After landing or missing several nice trout, time ran out and I really had to head for home. “Are you sure?” asked JD, “The next bend is even better.”
Then last week on some small north-east streams, the forecast of ideal autumn weather suddenly turned to rain. Even when the models said it was about to stop, it didn’t. Sometimes, East Coast Lows just don’t give up.
I don’t mind lakes in the rain, and I’ve actually had some of my best estuary fishing in downpours. But when stream fishing for trout, rain is usually something to wait out by the fire with a coffee, or a convenient opportunity to catch up on the diary, or to make some overdue phone calls, or restock with supplies from the nearest town.
While I have fished streams in the rain, sometimes even with success, the prospect doesn’t excite me, and that’s especially true in autumn.
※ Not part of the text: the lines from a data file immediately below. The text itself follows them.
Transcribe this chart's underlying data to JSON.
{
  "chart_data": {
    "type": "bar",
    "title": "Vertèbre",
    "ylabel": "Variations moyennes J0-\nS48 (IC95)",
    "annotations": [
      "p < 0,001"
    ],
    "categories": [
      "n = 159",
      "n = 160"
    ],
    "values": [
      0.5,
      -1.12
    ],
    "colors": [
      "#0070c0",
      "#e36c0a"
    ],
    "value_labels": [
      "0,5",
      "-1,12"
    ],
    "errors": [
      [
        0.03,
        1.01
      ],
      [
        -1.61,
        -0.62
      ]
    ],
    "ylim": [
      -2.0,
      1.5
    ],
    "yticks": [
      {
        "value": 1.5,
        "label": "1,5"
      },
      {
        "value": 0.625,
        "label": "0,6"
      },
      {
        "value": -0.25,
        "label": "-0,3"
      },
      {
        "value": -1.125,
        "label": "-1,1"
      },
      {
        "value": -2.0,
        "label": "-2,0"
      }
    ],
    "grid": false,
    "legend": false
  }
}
Rain is right up there as an excuse for failure, so with my trip coming to an end, I headed south-west from the NSW border, trying to outrun the models and the rain radar. But when I reached my intended stream, the rain caught up and soon enveloped everything within striking distance.
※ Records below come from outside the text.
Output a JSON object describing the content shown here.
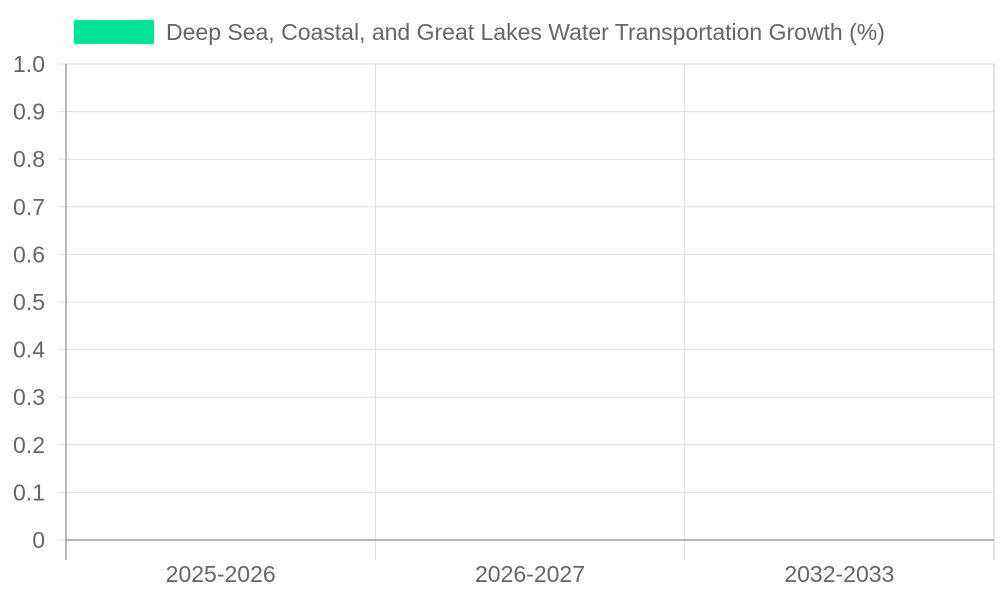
{
  "chart_data": {
    "type": "bar",
    "categories": [
      "2025-2026",
      "2026-2027",
      "2032-2033"
    ],
    "series": [
      {
        "name": "Deep Sea, Coastal, and Great Lakes Water Transportation Growth (%)",
        "values": [
          null,
          null,
          null
        ],
        "color": "#00e396"
      }
    ],
    "y_ticks": [
      "0",
      "0.1",
      "0.2",
      "0.3",
      "0.4",
      "0.5",
      "0.6",
      "0.7",
      "0.8",
      "0.9",
      "1.0"
    ],
    "ylim": [
      0,
      1
    ],
    "grid": true,
    "legend_position": "top"
  }
}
With a sense of resignation, I got out of the car, and attempted to wader and jacket up in the meagre shelter of the tailgate. I was already categorising this session as merely a streamside stroll, simply reacquainting myself with a stretch of creek I hadn’t visited in years. Perhaps I might make a half-hearted cast with a nymph, or a down-and-across throw with a Woolly Bugger. But I didn’t really know how many (even, if any) trout were in this part of the stream. It hadn’t been promising on my last visit, and it was only the incredible district-wide turnaround, brought on by two years of ideal conditions, which had me looking again. In the rain though? Hardly a fair test.
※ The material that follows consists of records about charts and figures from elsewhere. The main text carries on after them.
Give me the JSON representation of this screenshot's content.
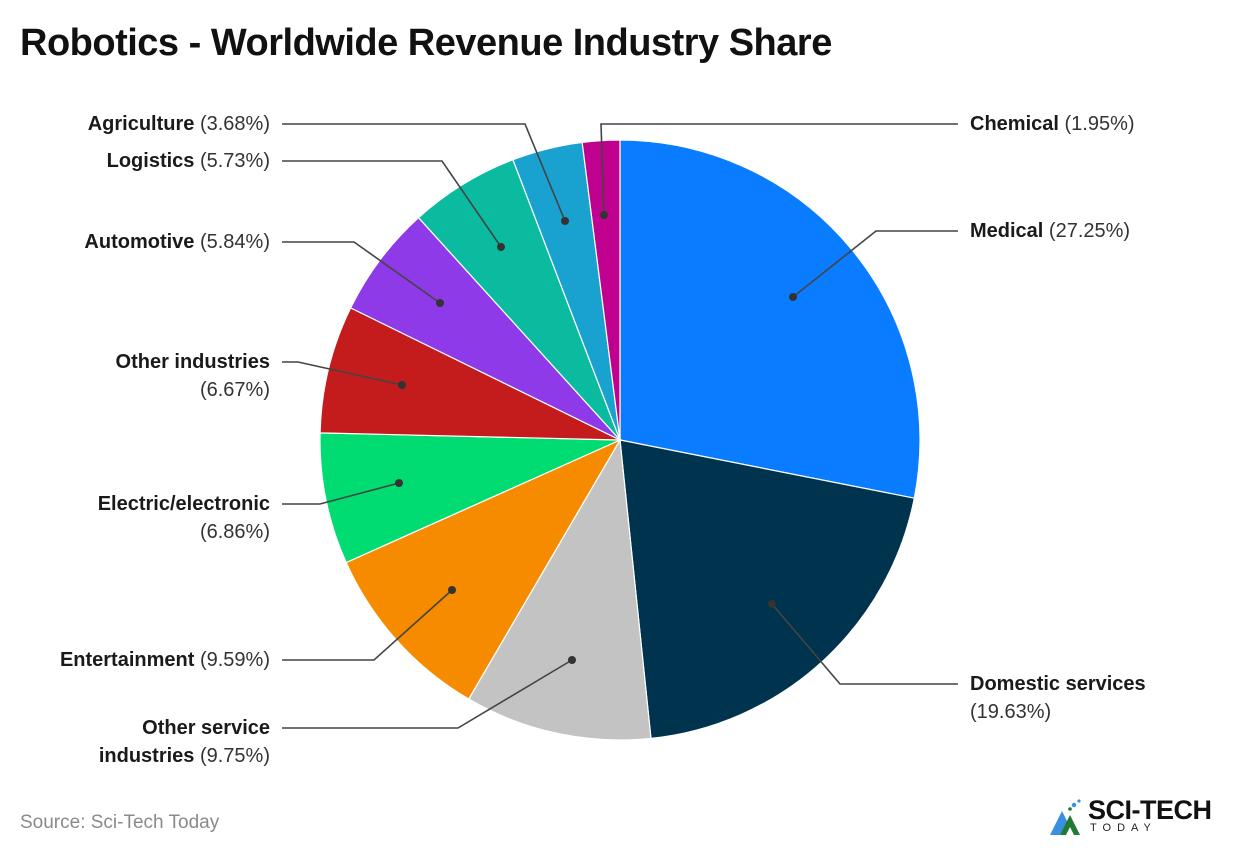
{
  "title": "Robotics - Worldwide Revenue Industry Share",
  "source": "Source: Sci-Tech Today",
  "logo": {
    "main": "SCI-TECH",
    "sub": "TODAY"
  },
  "chart_data": {
    "type": "pie",
    "title": "Robotics - Worldwide Revenue Industry Share",
    "start_angle": "12 o'clock",
    "direction": "clockwise",
    "categories": [
      "Medical",
      "Domestic services",
      "Other service industries",
      "Entertainment",
      "Electric/electronic",
      "Other industries",
      "Automotive",
      "Logistics",
      "Agriculture",
      "Chemical"
    ],
    "values": [
      27.25,
      19.63,
      9.75,
      9.59,
      6.86,
      6.67,
      5.84,
      5.73,
      3.68,
      1.95
    ],
    "colors": [
      "#0a7cff",
      "#00334e",
      "#c3c3c3",
      "#f78b00",
      "#00dc71",
      "#c41c1c",
      "#8e3ae8",
      "#0abba0",
      "#19a1cf",
      "#c0008f"
    ],
    "labels": [
      {
        "name": "Medical",
        "pct": "(27.25%)"
      },
      {
        "name": "Domestic services",
        "pct": "(19.63%)"
      },
      {
        "name": "Other service industries",
        "pct": "(9.75%)"
      },
      {
        "name": "Entertainment",
        "pct": "(9.59%)"
      },
      {
        "name": "Electric/electronic",
        "pct": "(6.86%)"
      },
      {
        "name": "Other industries",
        "pct": "(6.67%)"
      },
      {
        "name": "Automotive",
        "pct": "(5.84%)"
      },
      {
        "name": "Logistics",
        "pct": "(5.73%)"
      },
      {
        "name": "Agriculture",
        "pct": "(3.68%)"
      },
      {
        "name": "Chemical",
        "pct": "(1.95%)"
      }
    ],
    "legend": "inline leader-line labels"
  }
}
I wandered downstream in the wet gloom, disturbing numerous drunk-looking grasshoppers in the sodden grass, passing a bend under a high bank with less care than a confident angler would have shown. A bright orange willow leaf, drifting in the current beneath me, must have caught my eye amidst the monochrome landscape – and then a good trout rose up and ate it!
You can imagine the transformation in attitude. I dropped to my knees, and rapidly replaced the nymph on my tippet with a small Commonwealth Hopper. I was now fishing again, and the fat drops pitting the water were immediately irrelevant. The hopper plopped onto the water a metre above where I’d seen the rise… drifting, drifting, clomp, strike. Way too soon on the lift. Damn!
Then, in the top of the very same pool, another rise… no, two rises. This trout was clipping softly though, not looking for hoppers. Something must have been actually hatching. I couldn’t see what on the rain-pocked water, so I changed to a small Royal Wulff. First cast, it was gone in a gentle sip. A fat 1½lb brown leapt from the water and then did its best to bust me off beneath every undercut in the pool before I was able to slide it into the net.
The rest of the session was the best small stream fishing I’ve enjoyed in ages. I caught more good fish, most of which I managed to see rising first, despite the rain. I missed some too, but I honestly didn’t care. By the time I got back to the car, my lens cloth was too wet to wipe my polaroids, and I could feel a disconcerting trickle where my hood met my jacket. It didn’t matter. I’d just experienced stream dry fly fishing at its finest – and in the rain.
Excuses? I see flies blamed for failure, along with weather, tides, and even, on heavily-fished waters like the Goulburn, ‘hook-shy’ fish – as if that’s an attitude the poor old trout have to somehow correct. Yet as the past month or so has reminded me, excuses are often just that: lame reasons we can’t catch fish when in fact, with a bit of optimism, thinking and effort, the catching could just be as good as it gets.